The attempt to read the per key-group header bytes here does not guarantee the header bytes are fully-read:
What could happen is the following:
- Say the input stream actually has the header bytes written in there
- Less then HEADER_BYTES.length number of bytes was read into the read buffer, in the above reference code line.
- The if (bytesRead > 0 && !Arrays.equals(header, HEADER_BYTES)) check would be true, because the read byte array != the expected header bytes.
- We would mistakenly think that the header bytes are not in the input stream, and pushback. i.e. the header bytes were not being skipped, and the following reads would see the header bytes first.

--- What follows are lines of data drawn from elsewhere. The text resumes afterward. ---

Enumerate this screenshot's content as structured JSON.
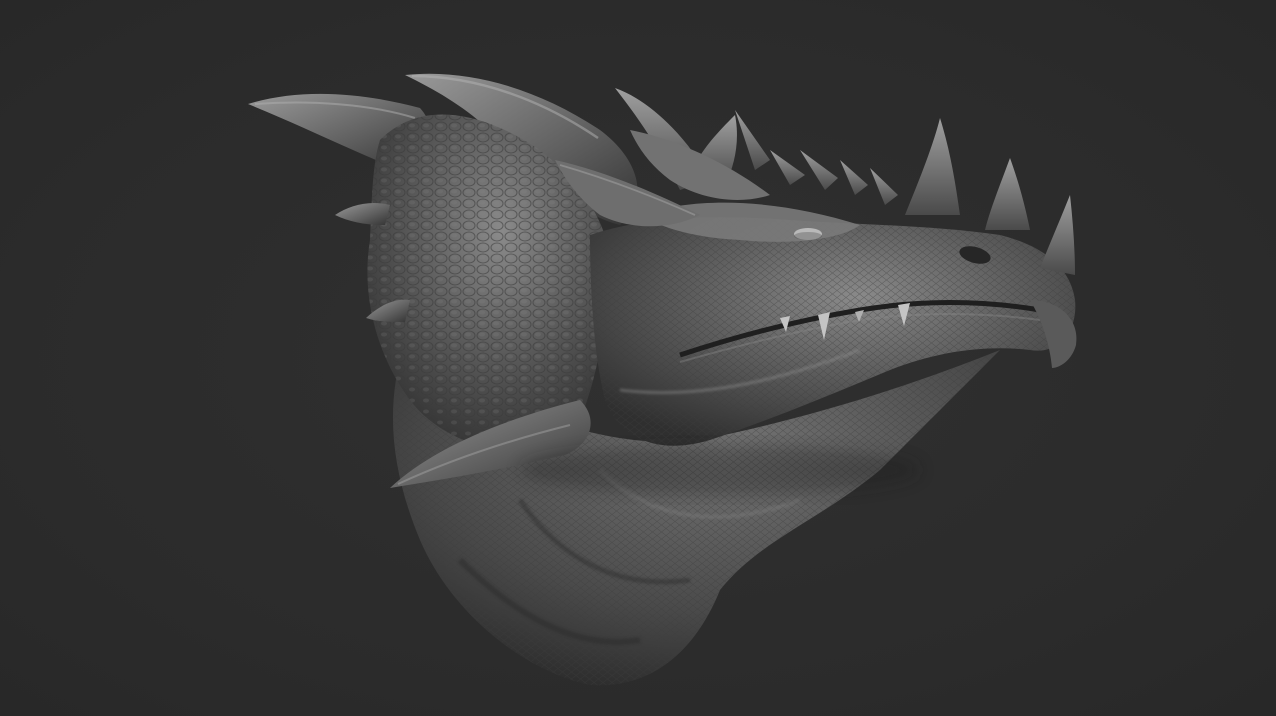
{
  "scene": {
    "subject": "dragon-head-sculpt",
    "render_style": "matcap-clay",
    "colors": {
      "background": "#2c2c2c",
      "clay_base": "#6a6a6a",
      "clay_light": "#a8a8a8",
      "clay_shadow": "#2a2a2a"
    }
  }
}
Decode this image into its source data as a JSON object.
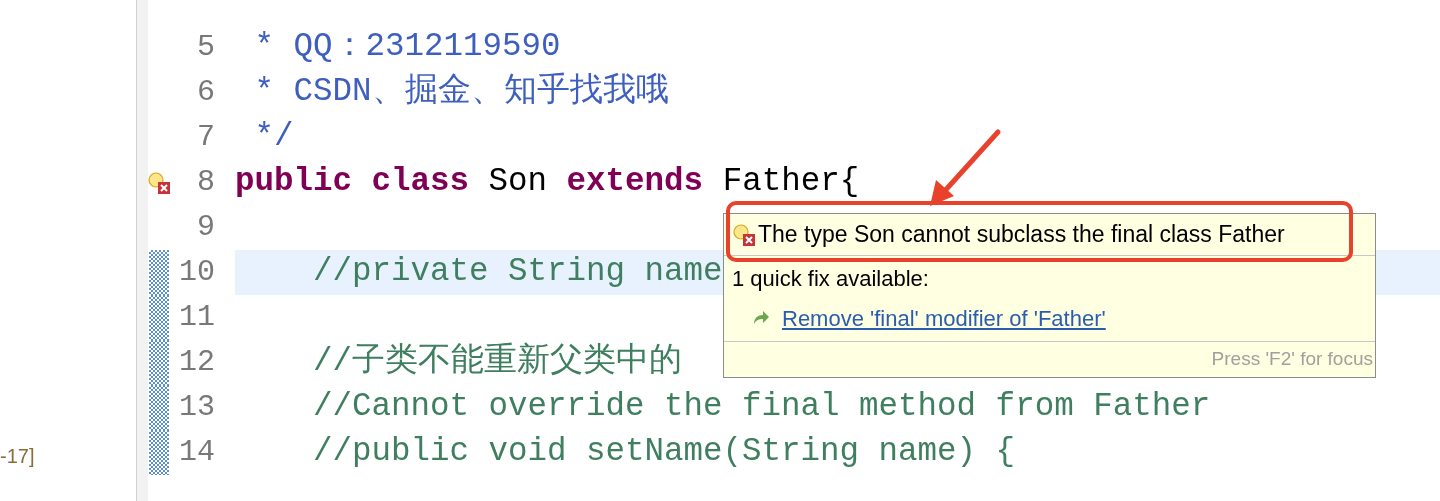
{
  "side_panel": {
    "text": "-17]"
  },
  "editor": {
    "lines": [
      {
        "number": "5",
        "changed": false,
        "current": false,
        "problem": false,
        "tokens": [
          {
            "kind": "doc",
            "text": " * QQ：2312119590"
          }
        ]
      },
      {
        "number": "6",
        "changed": false,
        "current": false,
        "problem": false,
        "tokens": [
          {
            "kind": "doc",
            "text": " * CSDN、掘金、知乎找我哦"
          }
        ]
      },
      {
        "number": "7",
        "changed": false,
        "current": false,
        "problem": false,
        "tokens": [
          {
            "kind": "doc",
            "text": " */"
          }
        ]
      },
      {
        "number": "8",
        "changed": false,
        "current": false,
        "problem": true,
        "tokens": [
          {
            "kind": "keyword",
            "text": "public"
          },
          {
            "kind": "keyword",
            "text": " class"
          },
          {
            "kind": "plain",
            "text": " Son "
          },
          {
            "kind": "keyword",
            "text": "extends"
          },
          {
            "kind": "plain",
            "text": " Father{"
          }
        ]
      },
      {
        "number": "9",
        "changed": false,
        "current": false,
        "problem": false
      },
      {
        "number": "10",
        "changed": true,
        "current": true,
        "problem": false,
        "tokens": [
          {
            "kind": "comment",
            "text": "    //private String name"
          }
        ]
      },
      {
        "number": "11",
        "changed": true,
        "current": false,
        "problem": false
      },
      {
        "number": "12",
        "changed": true,
        "current": false,
        "problem": false,
        "tokens": [
          {
            "kind": "comment",
            "text": "    //子类不能重新父类中的"
          }
        ]
      },
      {
        "number": "13",
        "changed": true,
        "current": false,
        "problem": false,
        "tokens": [
          {
            "kind": "comment",
            "text": "    //Cannot override the final method from Father"
          }
        ]
      },
      {
        "number": "14",
        "changed": true,
        "current": false,
        "problem": false,
        "tokens": [
          {
            "kind": "comment",
            "text": "    //public void setName(String name) {"
          }
        ]
      }
    ]
  },
  "hover": {
    "problem": "The type Son cannot subclass the final class Father",
    "summary": "1 quick fix available:",
    "fixes": [
      {
        "label": "Remove 'final' modifier of 'Father'"
      }
    ],
    "footer": "Press 'F2' for focus"
  }
}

- Most importantly, since the header bytes are not being skipped in this case, the STATEFUN_VERSION (which is 0) is being incorrectly read by KeyGroupStream.readFrom(...) as the number of feedback elements to read: https://github.com/apache/flink-statefun/blob/master/statefun-flink/statefun-flink-core/src/main/java/org/apache/flink/statefun/flink/core/logger/KeyGroupStream.java#L57
- The end result of all of this is in this scenario: some checkpointed feedback events would be silently dropped.
Although it is hard to say how possible this would happen in reality, and would also depend on the actual implementation of the InputStream, from the general contracts of InputStream#read(byte) this is definitely something that should be addressed.